22.05.2020

Steuerungskreis Arbeitsmarktmonitor analysiert Auswirkungen der Corona-Pandemie auf den heimischen Arbeits- und Ausbildungsmarkt

Betriebe sollen trotz Corona-Krise weiter ausbilden

Die aktuelle Arbeits- und Ausbildungsmarktsituation im Landkreis Limburg-Weilburg war jetzt in einer Telefonkonferenz Thema des "Steuerungskreises Arbeitsmarktmonitor", dem neben Landrat Michael Köberle auch der erste Kreisbeigeordnete Jörg Sauer sowie die Spitzen von IHK, Kreishandwerkerschaft, DGB Mittelhessen, der Vereinigung der hessischen Unternehmerverbände, des Staatlichen Schulamts, der Bürgermeister, der Arbeitsagentur Limburg-Wetzlar und des Jobcenters Limburg-Weilburg angehören.

Wirtschaftsleben kam in vielen Branchen zum Erliegen
In einer beispiellosen wirtschaftlichen Aufschwungsphase ist die Zahl der Arbeitsplätze im Landkreis Limburg-Weilburg seit 2012 stetig angestiegen. Nie gab es Rund um Limburg, Weilburg und Bad Camberg mehr Beschäftigte, als im letzten Jahr. Gleichzeitig sank die Arbeitslosigkeit auf ein 25-Jahres-Tief. Ende April folgte die Ernüchterung: Infolge der Eindämmung der Corona-Pandemie kam das Wirtschaftsleben auch in Limburg-Weilburg in vielen Branchen nahezu zum Erliegen.

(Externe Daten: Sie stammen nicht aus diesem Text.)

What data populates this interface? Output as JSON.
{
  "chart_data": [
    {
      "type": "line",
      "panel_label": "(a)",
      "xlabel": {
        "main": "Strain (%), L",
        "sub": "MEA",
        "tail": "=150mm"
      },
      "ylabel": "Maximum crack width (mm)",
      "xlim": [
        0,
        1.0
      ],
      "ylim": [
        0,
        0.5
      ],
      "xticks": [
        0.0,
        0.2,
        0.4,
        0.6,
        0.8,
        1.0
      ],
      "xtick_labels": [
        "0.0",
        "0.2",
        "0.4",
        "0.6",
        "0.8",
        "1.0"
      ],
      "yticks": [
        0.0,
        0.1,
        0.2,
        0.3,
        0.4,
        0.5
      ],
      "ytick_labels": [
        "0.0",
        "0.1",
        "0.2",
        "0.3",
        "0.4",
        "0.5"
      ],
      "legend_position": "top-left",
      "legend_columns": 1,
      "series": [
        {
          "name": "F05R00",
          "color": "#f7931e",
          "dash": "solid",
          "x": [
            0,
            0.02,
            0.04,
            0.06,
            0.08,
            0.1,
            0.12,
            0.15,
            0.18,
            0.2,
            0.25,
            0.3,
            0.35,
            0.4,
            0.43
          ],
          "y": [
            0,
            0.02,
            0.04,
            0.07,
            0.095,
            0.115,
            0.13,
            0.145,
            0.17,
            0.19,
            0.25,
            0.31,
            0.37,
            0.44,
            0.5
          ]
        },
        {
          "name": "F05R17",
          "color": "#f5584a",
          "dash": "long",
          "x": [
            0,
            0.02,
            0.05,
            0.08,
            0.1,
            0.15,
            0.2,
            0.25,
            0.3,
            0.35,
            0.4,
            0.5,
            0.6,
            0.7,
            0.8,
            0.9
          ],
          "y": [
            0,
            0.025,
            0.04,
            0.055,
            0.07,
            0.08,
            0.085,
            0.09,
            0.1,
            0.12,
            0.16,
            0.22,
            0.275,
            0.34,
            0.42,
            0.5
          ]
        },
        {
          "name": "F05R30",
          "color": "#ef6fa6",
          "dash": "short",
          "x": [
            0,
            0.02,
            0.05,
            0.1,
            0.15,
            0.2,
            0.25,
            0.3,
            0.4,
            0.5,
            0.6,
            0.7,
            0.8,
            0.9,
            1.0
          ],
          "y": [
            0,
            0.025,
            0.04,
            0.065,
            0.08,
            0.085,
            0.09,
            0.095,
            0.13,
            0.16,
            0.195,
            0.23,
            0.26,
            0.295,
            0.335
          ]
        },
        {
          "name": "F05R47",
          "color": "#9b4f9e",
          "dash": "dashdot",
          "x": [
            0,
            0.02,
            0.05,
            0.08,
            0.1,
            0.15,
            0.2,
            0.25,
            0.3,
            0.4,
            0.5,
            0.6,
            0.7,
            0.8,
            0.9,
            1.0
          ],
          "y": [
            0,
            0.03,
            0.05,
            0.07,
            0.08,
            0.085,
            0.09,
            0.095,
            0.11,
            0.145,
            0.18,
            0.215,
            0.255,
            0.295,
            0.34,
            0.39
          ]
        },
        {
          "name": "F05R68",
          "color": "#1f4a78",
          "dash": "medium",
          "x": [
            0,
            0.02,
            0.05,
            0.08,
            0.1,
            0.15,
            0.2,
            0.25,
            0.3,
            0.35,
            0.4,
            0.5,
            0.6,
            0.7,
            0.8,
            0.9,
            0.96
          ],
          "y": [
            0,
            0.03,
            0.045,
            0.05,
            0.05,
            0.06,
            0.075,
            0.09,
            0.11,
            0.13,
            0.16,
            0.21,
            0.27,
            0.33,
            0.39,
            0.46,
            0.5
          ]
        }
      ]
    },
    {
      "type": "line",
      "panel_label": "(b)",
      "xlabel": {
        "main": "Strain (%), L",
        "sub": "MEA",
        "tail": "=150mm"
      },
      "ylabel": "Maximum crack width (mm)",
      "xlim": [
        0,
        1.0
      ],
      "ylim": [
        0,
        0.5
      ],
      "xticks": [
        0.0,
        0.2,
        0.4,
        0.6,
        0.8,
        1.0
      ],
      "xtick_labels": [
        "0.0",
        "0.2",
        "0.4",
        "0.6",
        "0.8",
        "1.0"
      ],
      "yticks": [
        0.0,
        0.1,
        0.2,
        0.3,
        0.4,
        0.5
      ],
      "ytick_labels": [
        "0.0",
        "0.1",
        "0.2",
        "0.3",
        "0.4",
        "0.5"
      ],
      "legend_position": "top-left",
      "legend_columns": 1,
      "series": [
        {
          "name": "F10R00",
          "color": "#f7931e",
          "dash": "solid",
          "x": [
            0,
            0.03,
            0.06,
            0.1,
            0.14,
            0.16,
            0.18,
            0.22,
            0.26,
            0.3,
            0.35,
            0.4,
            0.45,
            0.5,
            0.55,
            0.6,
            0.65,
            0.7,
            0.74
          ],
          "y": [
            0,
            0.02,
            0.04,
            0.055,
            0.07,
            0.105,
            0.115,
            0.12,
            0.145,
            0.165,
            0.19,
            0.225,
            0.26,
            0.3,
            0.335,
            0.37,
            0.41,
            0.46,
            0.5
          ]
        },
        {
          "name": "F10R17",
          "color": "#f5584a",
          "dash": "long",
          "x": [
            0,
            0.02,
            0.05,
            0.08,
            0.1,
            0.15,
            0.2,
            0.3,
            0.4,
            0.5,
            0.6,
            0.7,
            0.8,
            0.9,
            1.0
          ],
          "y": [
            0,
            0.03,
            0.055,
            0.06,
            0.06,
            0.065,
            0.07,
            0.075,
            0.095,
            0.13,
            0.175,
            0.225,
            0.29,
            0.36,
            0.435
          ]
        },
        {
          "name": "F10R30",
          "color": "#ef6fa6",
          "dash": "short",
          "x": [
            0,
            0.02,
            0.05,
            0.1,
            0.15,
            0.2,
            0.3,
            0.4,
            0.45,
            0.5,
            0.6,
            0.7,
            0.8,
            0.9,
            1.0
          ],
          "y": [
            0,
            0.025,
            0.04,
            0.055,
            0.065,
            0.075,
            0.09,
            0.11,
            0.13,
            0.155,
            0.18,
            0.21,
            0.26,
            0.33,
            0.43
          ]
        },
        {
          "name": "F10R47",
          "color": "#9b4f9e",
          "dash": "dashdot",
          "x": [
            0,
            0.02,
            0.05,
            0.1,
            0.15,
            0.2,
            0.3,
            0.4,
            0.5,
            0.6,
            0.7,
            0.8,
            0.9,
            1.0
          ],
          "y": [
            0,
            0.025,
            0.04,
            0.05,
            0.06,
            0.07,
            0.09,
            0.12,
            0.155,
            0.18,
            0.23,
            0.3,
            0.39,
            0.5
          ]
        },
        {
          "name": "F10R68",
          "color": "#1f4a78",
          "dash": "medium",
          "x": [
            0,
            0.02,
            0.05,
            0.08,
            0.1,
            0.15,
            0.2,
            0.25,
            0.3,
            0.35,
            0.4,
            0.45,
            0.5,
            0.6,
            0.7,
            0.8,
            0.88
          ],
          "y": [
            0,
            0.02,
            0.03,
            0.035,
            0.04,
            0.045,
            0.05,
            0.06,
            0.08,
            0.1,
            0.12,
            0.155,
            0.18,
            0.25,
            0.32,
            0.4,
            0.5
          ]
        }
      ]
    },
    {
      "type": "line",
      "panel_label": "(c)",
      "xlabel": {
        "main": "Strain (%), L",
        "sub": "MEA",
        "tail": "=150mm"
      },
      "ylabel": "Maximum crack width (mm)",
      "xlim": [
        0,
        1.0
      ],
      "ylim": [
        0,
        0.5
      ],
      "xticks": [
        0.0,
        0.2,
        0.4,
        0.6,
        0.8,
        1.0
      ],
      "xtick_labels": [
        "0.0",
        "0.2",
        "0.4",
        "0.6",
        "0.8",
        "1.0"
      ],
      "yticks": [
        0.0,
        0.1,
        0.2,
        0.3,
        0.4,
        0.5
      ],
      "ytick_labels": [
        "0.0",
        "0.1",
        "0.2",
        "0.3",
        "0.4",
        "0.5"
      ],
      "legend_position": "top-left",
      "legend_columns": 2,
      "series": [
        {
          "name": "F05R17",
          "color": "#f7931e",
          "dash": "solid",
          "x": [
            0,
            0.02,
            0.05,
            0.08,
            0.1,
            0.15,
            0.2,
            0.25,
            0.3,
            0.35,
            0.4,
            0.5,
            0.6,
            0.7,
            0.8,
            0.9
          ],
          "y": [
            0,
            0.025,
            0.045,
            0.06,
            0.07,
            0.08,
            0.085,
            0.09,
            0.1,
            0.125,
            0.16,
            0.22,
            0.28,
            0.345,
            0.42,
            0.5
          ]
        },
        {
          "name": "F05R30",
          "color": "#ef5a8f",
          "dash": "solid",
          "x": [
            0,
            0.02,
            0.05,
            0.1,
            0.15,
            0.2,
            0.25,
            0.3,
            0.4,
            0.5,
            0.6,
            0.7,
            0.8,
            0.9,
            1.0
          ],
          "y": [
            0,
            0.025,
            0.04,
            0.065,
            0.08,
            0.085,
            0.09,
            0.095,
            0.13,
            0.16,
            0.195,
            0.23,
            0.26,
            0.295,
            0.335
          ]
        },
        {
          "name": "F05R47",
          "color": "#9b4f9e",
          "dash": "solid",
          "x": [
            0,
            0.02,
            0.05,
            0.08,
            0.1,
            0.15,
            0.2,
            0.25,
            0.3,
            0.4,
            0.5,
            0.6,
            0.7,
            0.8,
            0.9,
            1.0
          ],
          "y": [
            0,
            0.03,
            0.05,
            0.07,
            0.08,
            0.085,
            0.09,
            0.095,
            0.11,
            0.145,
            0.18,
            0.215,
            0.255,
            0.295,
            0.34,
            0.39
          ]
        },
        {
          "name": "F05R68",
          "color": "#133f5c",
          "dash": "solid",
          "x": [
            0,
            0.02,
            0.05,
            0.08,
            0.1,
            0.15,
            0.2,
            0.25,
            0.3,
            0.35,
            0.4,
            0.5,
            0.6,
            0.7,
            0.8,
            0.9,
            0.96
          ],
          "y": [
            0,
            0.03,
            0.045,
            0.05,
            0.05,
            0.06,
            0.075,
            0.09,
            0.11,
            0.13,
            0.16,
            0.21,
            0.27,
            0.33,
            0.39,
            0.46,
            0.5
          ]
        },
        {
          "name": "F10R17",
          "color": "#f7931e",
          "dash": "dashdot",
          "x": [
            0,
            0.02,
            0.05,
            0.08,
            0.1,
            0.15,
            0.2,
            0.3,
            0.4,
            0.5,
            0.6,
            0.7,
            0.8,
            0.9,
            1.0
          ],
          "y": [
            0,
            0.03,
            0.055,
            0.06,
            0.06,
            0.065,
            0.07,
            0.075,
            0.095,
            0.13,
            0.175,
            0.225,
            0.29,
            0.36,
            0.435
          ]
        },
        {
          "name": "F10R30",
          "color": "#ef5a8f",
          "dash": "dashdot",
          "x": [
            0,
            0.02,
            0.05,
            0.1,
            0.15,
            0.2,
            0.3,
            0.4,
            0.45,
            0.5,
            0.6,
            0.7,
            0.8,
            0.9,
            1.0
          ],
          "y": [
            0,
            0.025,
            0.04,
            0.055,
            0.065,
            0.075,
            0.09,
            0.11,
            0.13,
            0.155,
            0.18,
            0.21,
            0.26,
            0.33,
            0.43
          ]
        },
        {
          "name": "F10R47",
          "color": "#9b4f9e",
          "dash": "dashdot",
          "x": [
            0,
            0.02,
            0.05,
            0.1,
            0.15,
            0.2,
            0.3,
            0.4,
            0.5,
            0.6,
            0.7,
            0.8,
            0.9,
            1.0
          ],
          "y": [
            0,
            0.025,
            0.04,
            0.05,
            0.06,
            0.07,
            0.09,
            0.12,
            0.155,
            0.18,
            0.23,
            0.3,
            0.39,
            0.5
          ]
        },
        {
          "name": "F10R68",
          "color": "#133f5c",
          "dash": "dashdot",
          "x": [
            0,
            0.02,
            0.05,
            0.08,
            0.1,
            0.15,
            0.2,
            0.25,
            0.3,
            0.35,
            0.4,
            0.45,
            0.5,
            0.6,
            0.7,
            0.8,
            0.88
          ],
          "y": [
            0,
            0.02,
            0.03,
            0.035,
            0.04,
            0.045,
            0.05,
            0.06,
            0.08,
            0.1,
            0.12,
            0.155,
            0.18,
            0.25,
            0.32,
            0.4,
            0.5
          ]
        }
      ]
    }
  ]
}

Arbeitslosigkeit um 21 Prozent gestiegen
In einer gemeinsamen Analyse der aktuellen Lage waren sich alle Teilnehmer darüber einig, dass die sofort eingesetzten die Arbeitsmarktinstrumente greifen und vor allem die Kurzarbeiterregelung den heimischen Arbeitsmarkt vor einem schlimmeren Szenario bewahrt hat. "Die Tatsache, dass die Betriebe für knapp 15.000 Arbeitnehmer Kurzarbeit angezeigt haben, bedeutet auch, dass die Unternehmen an den Mitarbeitern festhalten und diese sobald als möglich wieder auslastend weiterbeschäftigen wollen. Dass dies auch funktionieren kann, hat uns die Wirtschafts- und Finanzkrise 2009 gezeigt. Zudem steigt die Beschäftigung bei Dienstleistern, im Einzelhandel und in einer Vielzahl weiterer Branchen seit Anfang Mai wieder an", berichtete die Vorsitzende der Geschäftsführung der Arbeitsagentur, Angelika Berbuir. Sie führte weiter aus, dass die Zahl der Kurzarbeitsanzeigen seit Ende April deutlich nachgelassen habe. Zwar sei im April auch die Arbeitslosigkeit um 21 Prozent gegenüber dem Vorjahr gestiegen. Haupttreiber dieser Entwicklung seien aber nicht Entlassungen gewesen, sondern eine unzureichende Anzahl von Abgängen Arbeitsloser in Beschäftigung und Bildung. Insbesondere in den Außenberufen seien die saisonüblichen Wiedereinstellungen verschoben worden. Insofern sei der Anstieg der Arbeitslosigkeit bislang verkraftbar.

Rückgang der gemeldeten Ausbildungsstellen um 14 Prozen
Besorgt zeigten sich die Leiter der Institutionen allerdings über den Rückgang der gemeldeten Ausbildungsstellen um 14 Prozent. Gemeinsam appellierten sie an die Betriebe, trotz der wirtschaftlichen Auswirkungen der Corona-Krise in ihren Ausbildungsbemühungen nicht nachzulassen. Jeder nicht zur Verfügung gestellte Ausbildungsplatz verschärfe den Fachkräftemangel und gefährde mittelfristig die Wettbewerbsfähigkeit der heimischen Wirtschaft. Alle Beteiligten engagieren sich seit mehr als einem Jahrzehnt im gemeinsamen "Bündnis Ausbildung Hessen", um Ausbildungsbetriebe und ausbildungswillige junge Menschen zusammenzubringen. In diesem Jahr gelte es, diese Bemühungen noch erheblich zu intensivieren und gemeinsam zu verhindern, dass es 2020 einen ,Jahrgang Corona' gebe. Das Credo müsse heißen: Ausbilden - jetzt erst recht!